A Tosa resident since 1991, Christine walks the dog, cooks but avoids housework, writes and reads, and enjoys the company of friends and strangers. Her job takes her around the state, learning about people's health. A Quaker (no, they don't wear blue hats or sell oatmeal or motor oil), she has been known to stand on both sides of the political and philosophic fence at the same time, which is very uncomfortable when you think about it. She writes about pretty much whatever stops in to visit her busy mind at the moment. One reader described her as "incredibly opinionated but not judgmental." That sounds like a good thing to strive for!
Presidential candidate Mitt Romney's statement that he didn't need to concern himself with 47% of the population was a shocker.
Of course, what he meant was that he didn't need to bother with campaigning to them (or is that us?): he wasn't likely to win those votes anyway.
But the rawness of reducing people to a percentage, to a bottom-line-useful figure, jarred many of us.
And it reflected a sea change in the way elected officials have come to view their responsibilities. A few years ago, the most conservative local and state politicians started claiming they represented those who had elected them, period. My own state assembly person, now senator, told me as much when I asked her to consider other sides of an issue. Candidates for national offices have gone even further with that notion.

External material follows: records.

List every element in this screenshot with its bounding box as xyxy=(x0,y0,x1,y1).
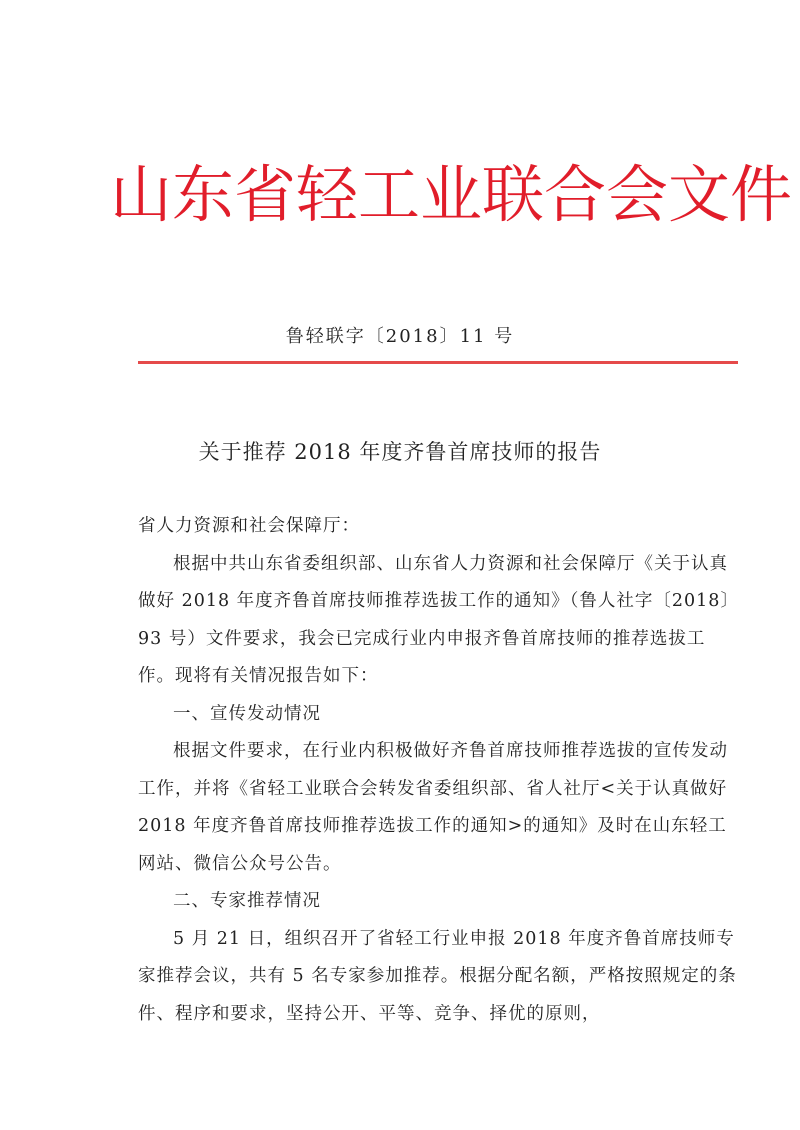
section-1-heading: 一、宣传发动情况 xyxy=(173,703,321,724)
addressee: 省人力资源和社会保障厅： xyxy=(138,516,360,536)
document-body xyxy=(138,508,738,1033)
document-number: 鲁轻联字〔2018〕11 号 xyxy=(285,326,515,347)
section-2-paragraph: 5 月 21 日，组织召开了省轻工行业申报 2018 年度齐鲁首席技师专家推荐会议，共有 5 名专家参加推荐。根据分配名额，严格按照规定的条件、程序和要求，坚持公开、平等、竞争、择优的原则， xyxy=(138,928,737,1024)
document-title: 关于推荐 2018 年度齐鲁首席技师的报告 xyxy=(198,440,602,464)
org-header-title: 山东省轻工业联合会文件 xyxy=(110,158,793,231)
section-1-paragraph: 根据文件要求，在行业内积极做好齐鲁首席技师推荐选拔的宣传发动工作，并将《省轻工业联合会转发省委组织部、省人社厅<关于认真做好 2018 年度齐鲁首席技师推荐选拔工作的通知>的通知》及时在山东轻工网站、微信公众号公告。 xyxy=(138,741,728,874)
intro-paragraph: 根据中共山东省委组织部、山东省人力资源和社会保障厅《关于认真做好 2018 年度齐鲁首席技师推荐选拔工作的通知》（鲁人社字〔2018〕93 号）文件要求，我会已完成行业内申报齐鲁首席技师的推荐选拔工作。现将有关情况报告如下： xyxy=(138,553,731,686)
section-2-heading: 二、专家推荐情况 xyxy=(173,891,321,911)
red-divider-line xyxy=(138,361,738,364)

I'm not surprised to be disagreed with. I am surprised to be dismissed. It's quite true: I think we are entitled to be heard and considered by our elected officials
As long as I can remember before that shift, a representative government meant officials, once elected, did their best to represent all their consituents. The 47% and the 53% who probably have been or will at some time will shift into the 47%.
Last night the Wauwatosa Common Council voted to endorse, to the Public Service Commission, an all-underground Walnut Road route for powerlines. I knew that my own alders would vote against it: after all, the Walnut Road residents are their constiuents, as we Parkway folks are, and they'd all be affected, a couple in a significant way.
But I was surprised when alder Cheryl Berdan made an impassioned speech against the council taking a position, on the grounds that doing so would not guarantee the PSC would go along with it. This seems to be a choice: one neighborhood and not the other.
I don't fault Berdan for not listening. She has been deeply invested in listening and problem solving, compassionate and respectful.
Perhaps this is a personal belief and preference.
Or perhaps it's as logical an approach as any other.
Or perhaps it's what happens when you elect people who don't believe in government. They make choices not to make choices.
I don't know. But those are questions we'll be asking ourselves often in the coming months. It's worth remembering that "I don't know" is often the only factual response we can count on.
That, and the answer to the question "who should we care about?" should have an "and" in it, not an "or."